Robert: Frankly, I don’t think it’s realistic to have a global regulatory framework for crowdfunding. Regulation is a form of legal sanction aimed at reducing malfeasance, such as fraud, by firms and individuals in markets where there are incentives to engage in such behavior. Thus regulation can help to facilitate trust, and people tend to transact more when they have more trust in the economic system. Legal sanctions are not the only type of sanction in a society, for example, and the form of a legal sanction should fit within the social fabric of a country to be effective. Some countries have stronger social sanctions than other countries with the result that the likelihood of malfeasance in alternative finance is probably reduced, and therefore implementing a set of legal sanctions more appropriate for countries with weak social sanctions would be overkill.
The experience of the recent financial crisis highlights some of the differences in social sanctions between the US and countries like Germany. A large number of homeowners in the US handed the keys for their houses to their mortgage lenders after the value of their house fell below the amount of their mortgage debt, and there did not appear to be strong negative social repercussions with doing so. By contrast, many Germans had negative equity value in their homes in the late 1990s and early 2000s but did not give up their homes.
So one question for US platforms seeking to expand outside of the US market is to what extent credit scoring models can be universally applied across cultures. Platforms I’ve queried about this say they can be, but their experience so far is limited to the US and the UK markets. These are both countries with ‘Anglo Saxon’ values systems, so they may have more in common with each other than with countries on the European continent.
Erin: Do you think that women will continue to make up the majority of fundraisers in both donations based and rewards based crowdfunding? What initiatives can be made to encourage women’s movement into the predominantly male P2P and equity crowdfunding sector?

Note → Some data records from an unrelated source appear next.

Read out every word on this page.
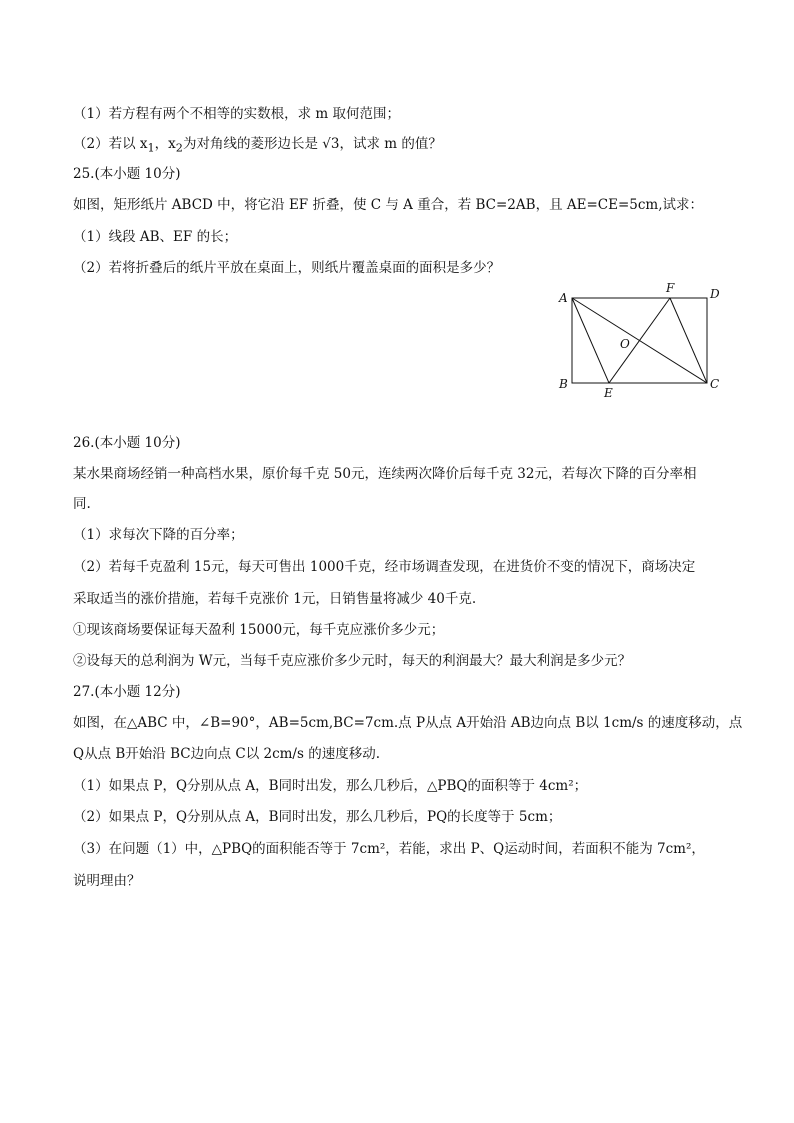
（1）若方程有两个不相等的实数根，求 m 取何范围；
（2）若以 $x_1$，$x_2$为对角线的菱形边长是 √3，试求 m 的值？
25.(本小题 10分)
如图，矩形纸片 ABCD 中，将它沿 EF 折叠，使 C 与 A 重合，若 BC=2AB，且 AE=CE=5cm,试求：
（1）线段 AB、EF 的长；
（2）若将折叠后的纸片平放在桌面上，则纸片覆盖桌面的面积是多少？
A
F	D
O
B
E
C
26.(本小题 10分)
某水果商场经销一种高档水果，原价每千克 50元，连续两次降价后每千克 32元，若每次下降的百分率相
同.
（1）求每次下降的百分率；
（2）若每千克盈利 15元，每天可售出 1000千克，经市场调查发现，在进货价不变的情况下，商场决定
采取适当的涨价措施，若每千克涨价 1元，日销售量将减少 40千克.
①现该商场要保证每天盈利 15000元，每千克应涨价多少元；
②设每天的总利润为 W元，当每千克应涨价多少元时，每天的利润最大？最大利润是多少元？
27.(本小题 12分)
如图，在△ABC 中，∠B=90°，AB=5cm,BC=7cm.点 P从点 A开始沿 AB边向点 B以 1cm/s 的速度移动，点
Q从点 B开始沿 BC边向点 C以 2cm/s 的速度移动.
（1）如果点 P，Q分别从点 A，B同时出发，那么几秒后，△PBQ的面积等于 4cm²；
（2）如果点 P，Q分别从点 A，B同时出发，那么几秒后，PQ的长度等于 5cm；
（3）在问题（1）中，△PBQ的面积能否等于 7cm²，若能，求出 P、Q运动时间，若面积不能为 7cm²，
说明理由？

Robert: I think the reported level of participation of women in P2P and crowdfunding sectors may be underestimated. In the interviews with P2P investors that I’ve conducted, the male head of household is the named investor – but the investment is often made after consulting with the investor’s spouse so there is indirect female participation that is not being captured in investor data. I think demographics can also explain some of the differences in gender participation. The typical P2P investor is of retirement age or pre-retirement, and the financial decision-making in these households is more gender-skewed towards men than in younger households. The issues around gender participation in alternative finance need to be better understood, and this is an area of research that Dr. Mia Gray at Cambridge is pursuing.
Erin: How will you utilize the European Alternative Finance Benchmarking Survey data as a foundation for other studies? What’s next on your agenda?
Robert: Our goal at Cambridge is to make this an annual study, and also to go to a level deeper and collect anonymised transaction level data so we can gain a better understanding of what lies behind the European market trends we have found in the benchmarking report. We’re very interested in engaging with platforms and researchers in countries across Europe in pursuing a collaborative alternative finance research agenda. Bryan Zhang and I have been discussing the best structure to facilitate this, and we hope to announce a new Cambridge-based initiative soon.